Four years after the CDC's warning, human medicine faces lawsuits linking workers' exposure to diseases spanning everything from reproductive abnormalities and hearing loss to skin irritation and breast cancer. Although science still lacks hard evidence showing a connection between chemotherapy exposure and disease in occupational handlers, veterinary experts liken the profession's ham-fisted approach to safety to where the profession was nearly 15 years ago on radiation, when associations between exposure and cancer emerged to force regulations.

"These drugs cause DNA disruption, and in comparison to radiation, chemotherapy exposure has proven just as deadly," says Dr. G.G. Davidson, who claims the discovery of precancerous lesions on her bladder prompted the veterinarian pharmacist to crack down on her once "cavalier" approach to chemotherapy drug handling.

"It's a huge liability issue. If someone has a miscarriage in a veterinary practice, the owner will be hard-pressed to prove that he didn't contribute to that."

Dr.
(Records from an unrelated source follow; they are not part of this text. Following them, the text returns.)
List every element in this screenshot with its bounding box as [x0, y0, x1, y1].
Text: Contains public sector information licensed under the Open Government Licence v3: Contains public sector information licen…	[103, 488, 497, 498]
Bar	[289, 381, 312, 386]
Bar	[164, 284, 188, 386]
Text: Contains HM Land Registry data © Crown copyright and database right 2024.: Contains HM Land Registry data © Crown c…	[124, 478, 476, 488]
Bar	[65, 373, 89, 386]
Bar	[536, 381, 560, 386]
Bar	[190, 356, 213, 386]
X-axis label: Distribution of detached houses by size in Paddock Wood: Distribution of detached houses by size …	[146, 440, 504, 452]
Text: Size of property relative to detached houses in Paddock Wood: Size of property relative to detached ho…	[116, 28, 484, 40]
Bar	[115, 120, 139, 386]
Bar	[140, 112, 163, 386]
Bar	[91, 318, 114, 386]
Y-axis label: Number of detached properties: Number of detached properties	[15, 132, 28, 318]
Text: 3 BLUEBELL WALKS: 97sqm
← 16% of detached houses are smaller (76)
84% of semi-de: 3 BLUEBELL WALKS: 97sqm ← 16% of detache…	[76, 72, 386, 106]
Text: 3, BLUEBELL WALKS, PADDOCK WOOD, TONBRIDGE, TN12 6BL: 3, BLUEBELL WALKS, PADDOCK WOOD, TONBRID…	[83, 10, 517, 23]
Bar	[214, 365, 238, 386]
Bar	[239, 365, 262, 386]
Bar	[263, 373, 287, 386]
James F. Wilson agrees, although the lawyer and veterinarian consultant maintains that such legal battling could "be very costly and go on forever."

"I don't think any insurance would cover a practice owner in a case like this," he contends. "It might be immensely hard to prove an approximate cause of the illness, but such a lawsuit would likely expose a practice owner to financial hardship. It would certainly cost a lot to deal with this."


Thomas O'Connor, a scientist with the CDC's National Institute of Occupational Safety & Health (NIOSH) says that while there's no strong evidence concerning occupational exposures, a soon-to-be-published study he conducted looked at workplace contamination in three human hospitals. The result: Half a dozen drugs were picked up in the urine of workers, including chemotherapy agents. Wipe samples and air samples revealed that pharmacy and patient areas were highly contaminated, posing dermal exposure risks to everyone encountering them.

O'Connor, who has researched chemotherapy drugs and the effects of such human carcinogens for 25 years, imagines that contamination in veterinary practices might prove much worse.

"Despite the safety protocols, these drugs were everywhere, on the counters and on the floors," he says. "In veterinary practices, I wouldn't guess that you wouldn't even have that level of safety, especially because technicians are mixing the same drugs that pharmacies handle for human hospitals. You also have animals urinating, and a lot of these drugs coming out in the urine. There's a real danger to people who want to be with their animals while they're being treated. It's got to be a fairly hazardous situation."